Hadley Arkes, a political scientist at Amherst, writes:
"There is finally no getting around the fact that marriage cannot be detached from what we might call the "natural teleology of the body": namely, the inescapable fact that only two people, not three, only a man and a woman, can beget a child. The hard, obdurate fact here is that if marriage is detached from this natural teleology of the body, it loses the defining features, in principle, that cabin its meaning and establish its coherence. Homosexual families" cannot produce 'gay children.' Children must come into being through the only kind of family that nature knows.
"There is indeed, in the strictest sense, one meaning of sexuality, and when I say that it is the plainest meaning, I would simply say with John Paul II, that it is the meaning 'imprinted in nature,' in the very presence of gender. A 'natural teleology' is at work there -- that something in the nature of sex, in the strictest sense, must be at the core of marriage, or the understandings that have sprung up around marriage, and that these understandings are likely to be largely the same in all places, quite regardless of the local culture, because the intrinsic meaning of sex -- and the moral understandings surrounding sex -- are likely to be in all places the same.
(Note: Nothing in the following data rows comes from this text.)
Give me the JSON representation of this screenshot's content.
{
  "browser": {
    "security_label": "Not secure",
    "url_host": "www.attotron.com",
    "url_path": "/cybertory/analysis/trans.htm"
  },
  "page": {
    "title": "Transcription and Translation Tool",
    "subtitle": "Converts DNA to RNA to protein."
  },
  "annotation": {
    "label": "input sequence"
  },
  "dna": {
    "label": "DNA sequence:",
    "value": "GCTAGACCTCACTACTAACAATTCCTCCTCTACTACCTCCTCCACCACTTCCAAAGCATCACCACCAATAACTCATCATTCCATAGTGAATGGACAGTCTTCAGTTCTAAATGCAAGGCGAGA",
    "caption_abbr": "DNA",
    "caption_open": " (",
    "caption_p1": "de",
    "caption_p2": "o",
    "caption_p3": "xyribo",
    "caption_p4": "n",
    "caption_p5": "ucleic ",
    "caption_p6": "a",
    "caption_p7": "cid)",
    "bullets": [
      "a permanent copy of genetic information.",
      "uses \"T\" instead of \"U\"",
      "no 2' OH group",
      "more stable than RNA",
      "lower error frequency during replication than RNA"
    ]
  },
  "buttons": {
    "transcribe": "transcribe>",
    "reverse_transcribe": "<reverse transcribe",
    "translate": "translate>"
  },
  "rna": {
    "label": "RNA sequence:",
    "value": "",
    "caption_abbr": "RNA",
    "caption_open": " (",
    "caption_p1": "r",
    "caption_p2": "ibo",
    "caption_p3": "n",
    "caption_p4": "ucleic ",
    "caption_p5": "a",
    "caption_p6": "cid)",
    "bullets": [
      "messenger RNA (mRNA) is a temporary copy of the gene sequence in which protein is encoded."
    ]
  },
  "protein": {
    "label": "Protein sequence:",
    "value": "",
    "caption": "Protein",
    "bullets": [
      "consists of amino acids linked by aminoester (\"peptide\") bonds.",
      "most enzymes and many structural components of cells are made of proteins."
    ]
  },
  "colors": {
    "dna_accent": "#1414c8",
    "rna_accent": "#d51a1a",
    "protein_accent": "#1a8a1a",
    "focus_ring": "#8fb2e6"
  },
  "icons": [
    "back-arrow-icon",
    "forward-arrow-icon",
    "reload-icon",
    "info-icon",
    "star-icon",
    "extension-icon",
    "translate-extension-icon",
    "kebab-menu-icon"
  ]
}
"Why that point should be so obscure to us today is indeed one of the mysteries of our age, or it is a measure of how the inventiveness of political argument may obscure the plainest facts of our nature."
Marital sexuality has reproduction as its true end. Other sexual acts are a mockery of this—mere genital stimulation.
A debt is acknowledged to a speech by Robert George in New York at a Socrates in the City event, from which I took notes.